Chi oggi siede sui banchi non era ancora nato nel periodo della strage di via D’Amelio. Eppure Borsellino nota «una grande sensibilità e un grande interesse. Probabilmente i ragazzi vogliono conoscere il nostro recente passato per comprendere il presente».

«A trent’anni di distanza – prosegue – ancora non ci sono una completa verità e una completa giustizia. Ritengo indispensabile parlarne, perché purtroppo ho rinunciato all’idea di conoscere la verità nella maniera più completa negli anni che mi restano. Affido quindi la mia speranza ai giovani: cerco di mantenere viva la memoria come nostra madre raccomandò trent’anni fa ai figli che le restavano».

Parlando con gli studenti, ha definito Giovanni Falcone e Paolo Borsellino «veri fratelli»: «Sono nati nello stesso quartiere di Palermo, probabilmente avranno anche giocato insieme. Poi hanno vissuto vite parallele. Avevano un solo anno di differenza, Giovanni ha iniziato a studiare, si è laureato ed è diventato magistrato un anno prima di Paolo. Ed è morto 57 giorni prima di lui, fra le braccia di mio fratello, che lo raggiunse in ospedale dopo aver saputo dell’attentato mentre era dal barbiere».
Salvatore Borsellino si commuove anche oggi: «Falcone non era in grado di parlare, ma sicuramente riuscirono a comunicare con lo sguardo».

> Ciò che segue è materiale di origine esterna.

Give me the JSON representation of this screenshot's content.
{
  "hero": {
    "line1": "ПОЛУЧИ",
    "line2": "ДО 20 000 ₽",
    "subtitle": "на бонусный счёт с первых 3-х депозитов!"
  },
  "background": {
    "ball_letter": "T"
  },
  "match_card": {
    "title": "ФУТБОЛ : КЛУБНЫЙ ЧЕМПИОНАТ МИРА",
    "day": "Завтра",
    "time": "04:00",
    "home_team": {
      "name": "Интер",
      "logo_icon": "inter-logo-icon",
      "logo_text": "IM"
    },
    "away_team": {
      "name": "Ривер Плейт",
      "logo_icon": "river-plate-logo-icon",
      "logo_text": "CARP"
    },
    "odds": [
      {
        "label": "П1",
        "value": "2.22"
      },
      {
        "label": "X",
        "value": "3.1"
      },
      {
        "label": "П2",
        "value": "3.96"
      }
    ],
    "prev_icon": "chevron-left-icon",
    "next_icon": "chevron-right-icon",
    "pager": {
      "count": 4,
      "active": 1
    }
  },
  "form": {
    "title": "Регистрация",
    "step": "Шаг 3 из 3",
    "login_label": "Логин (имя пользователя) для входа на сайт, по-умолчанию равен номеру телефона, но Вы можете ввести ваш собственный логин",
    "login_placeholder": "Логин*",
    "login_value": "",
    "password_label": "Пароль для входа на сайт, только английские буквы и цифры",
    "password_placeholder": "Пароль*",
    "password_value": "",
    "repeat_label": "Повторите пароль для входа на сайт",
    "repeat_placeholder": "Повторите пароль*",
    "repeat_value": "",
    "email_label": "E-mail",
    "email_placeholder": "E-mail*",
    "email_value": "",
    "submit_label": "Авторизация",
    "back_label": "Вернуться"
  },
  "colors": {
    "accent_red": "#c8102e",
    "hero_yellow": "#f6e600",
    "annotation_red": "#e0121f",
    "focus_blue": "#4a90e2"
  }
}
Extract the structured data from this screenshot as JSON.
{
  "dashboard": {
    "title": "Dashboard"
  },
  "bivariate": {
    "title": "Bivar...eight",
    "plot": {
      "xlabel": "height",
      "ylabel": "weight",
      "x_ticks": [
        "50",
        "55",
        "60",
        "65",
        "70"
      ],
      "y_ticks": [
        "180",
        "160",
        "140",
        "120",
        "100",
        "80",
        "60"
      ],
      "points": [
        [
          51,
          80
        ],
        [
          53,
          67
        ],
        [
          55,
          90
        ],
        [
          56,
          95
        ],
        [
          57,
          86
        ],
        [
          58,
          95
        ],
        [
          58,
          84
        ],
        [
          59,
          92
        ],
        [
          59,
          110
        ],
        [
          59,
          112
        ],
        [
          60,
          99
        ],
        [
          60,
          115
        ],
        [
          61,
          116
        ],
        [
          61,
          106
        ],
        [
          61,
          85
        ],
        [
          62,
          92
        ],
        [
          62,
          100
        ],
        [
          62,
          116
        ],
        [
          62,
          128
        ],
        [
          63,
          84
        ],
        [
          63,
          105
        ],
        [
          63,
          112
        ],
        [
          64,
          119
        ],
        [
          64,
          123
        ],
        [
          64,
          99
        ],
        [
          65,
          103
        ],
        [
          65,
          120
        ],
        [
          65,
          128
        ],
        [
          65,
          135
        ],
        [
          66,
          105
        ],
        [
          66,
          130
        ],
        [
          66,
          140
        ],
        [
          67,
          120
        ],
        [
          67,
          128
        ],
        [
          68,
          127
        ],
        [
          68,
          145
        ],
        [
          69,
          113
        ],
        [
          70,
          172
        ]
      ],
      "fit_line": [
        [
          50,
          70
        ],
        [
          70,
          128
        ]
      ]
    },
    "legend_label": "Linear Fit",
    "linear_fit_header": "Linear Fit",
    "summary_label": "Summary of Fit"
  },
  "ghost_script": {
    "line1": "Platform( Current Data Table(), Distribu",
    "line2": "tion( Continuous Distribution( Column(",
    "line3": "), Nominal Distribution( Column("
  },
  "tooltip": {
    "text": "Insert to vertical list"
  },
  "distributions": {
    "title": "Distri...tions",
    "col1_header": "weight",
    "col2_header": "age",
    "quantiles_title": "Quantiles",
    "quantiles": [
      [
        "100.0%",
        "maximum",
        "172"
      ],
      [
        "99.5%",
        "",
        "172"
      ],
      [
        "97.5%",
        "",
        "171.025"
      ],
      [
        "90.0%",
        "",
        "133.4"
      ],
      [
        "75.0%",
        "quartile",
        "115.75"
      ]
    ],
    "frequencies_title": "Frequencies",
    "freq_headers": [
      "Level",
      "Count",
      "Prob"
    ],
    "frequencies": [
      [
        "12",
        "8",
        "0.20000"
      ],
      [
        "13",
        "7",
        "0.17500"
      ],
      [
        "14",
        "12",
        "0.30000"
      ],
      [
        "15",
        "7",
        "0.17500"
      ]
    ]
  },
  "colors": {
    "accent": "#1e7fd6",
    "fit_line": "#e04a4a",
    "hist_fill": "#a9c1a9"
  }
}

Sulle pareti della scuola che conducono all’aula dell’incontro, ci sono i volti e i nomi di chi è caduto per mano della criminalità organizzata. C’è ovviamente anche Paolo Borsellino.
«È importante che i ragazzi conoscano quello che è accaduto. Affinché il loro sacrificio non sia stato vano», sottolinea la dirigente Anna Maria Bressan.